Right now i took the above python and wrapped it
try:
url = "foo.com/json"
response = requests.get(url).content
data = json.loads(response)
except Exception as ex:
with open("test.txt", "w") as t:
t.write(response)
print("Error", sys.exc_info())
Is there a way to catch this? Right now I get a ValueError... and then reparse it? I was thinking to do something like:
except Exception as ex:
response = reparse(response)
but im still confused as to why it will sometimes return the JSON and other times, the header info + content.
def reparse(response):
"""
Catch the ValueError and attempt to reparse it for the json contnet
"""
Can i feed something like the pastebin dump into some sort of requests.Reponse class or similar?

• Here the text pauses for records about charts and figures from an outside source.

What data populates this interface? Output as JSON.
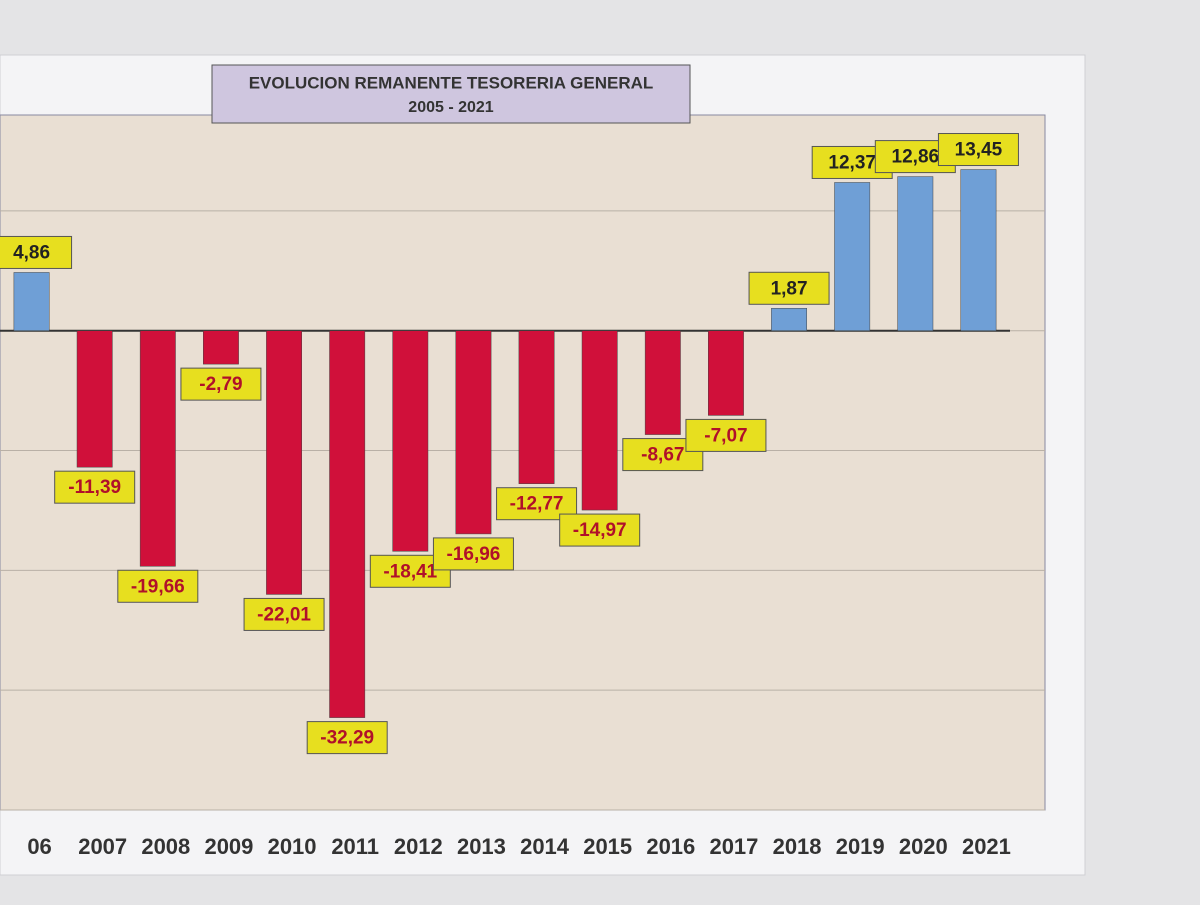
{
  "chart_data": {
    "type": "bar",
    "title": "EVOLUCION REMANENTE TESORERIA GENERAL",
    "subtitle": "2005 - 2021",
    "categories": [
      "06",
      "2007",
      "2008",
      "2009",
      "2010",
      "2011",
      "2012",
      "2013",
      "2014",
      "2015",
      "2016",
      "2017",
      "2018",
      "2019",
      "2020",
      "2021"
    ],
    "values": [
      4.86,
      -11.39,
      -19.66,
      -2.79,
      -22.01,
      -32.29,
      -18.41,
      -16.96,
      -12.77,
      -14.97,
      -8.67,
      -7.07,
      1.87,
      12.37,
      12.86,
      13.45
    ],
    "value_labels": [
      "4,86",
      "-11,39",
      "-19,66",
      "-2,79",
      "-22,01",
      "-32,29",
      "-18,41",
      "-16,96",
      "-12,77",
      "-14,97",
      "-8,67",
      "-7,07",
      "1,87",
      "12,37",
      "12,86",
      "13,45"
    ],
    "positive_color": "#6f9fd6",
    "negative_color": "#d0103a",
    "ylim": [
      -40,
      18
    ],
    "yticks": [
      -40,
      -30,
      -20,
      -10,
      0,
      10
    ],
    "grid": true
  }
}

Edit Here is the full stack trace I am getting.
File "scrape_people_by_fcc_docket.py", line 82, in main
json_data = get_page(limit, page*limit)
File "scrape_people_by_fcc_docket.py", line 13, in get_page
data = json.loads(response)
File "/System/Library/Frameworks/Python.framework/Versions/2.7/lib/python2.7/json/__init__.py", line 338, in loads
return _default_decoder.decode(s)
File "/System/Library/Frameworks/Python.framework/Versions/2.7/lib/python2.7/json/decoder.py", line 369, in decode
raise ValueError(errmsg("Extra data", s, end, len(s)))
ValueError: Extra data: line 2 column 1 - line 16 column 367717 (char 3 - 368222)
None
In the above code, the response
variable is defined by:
response = requests.get(url).content
which is odd because most of the time, reponse will return a JSON object which is completely parsable.
Ideally, I have been trying to find a way to, when content isnt JSON, pass some how parse it for the actual content and then continue on.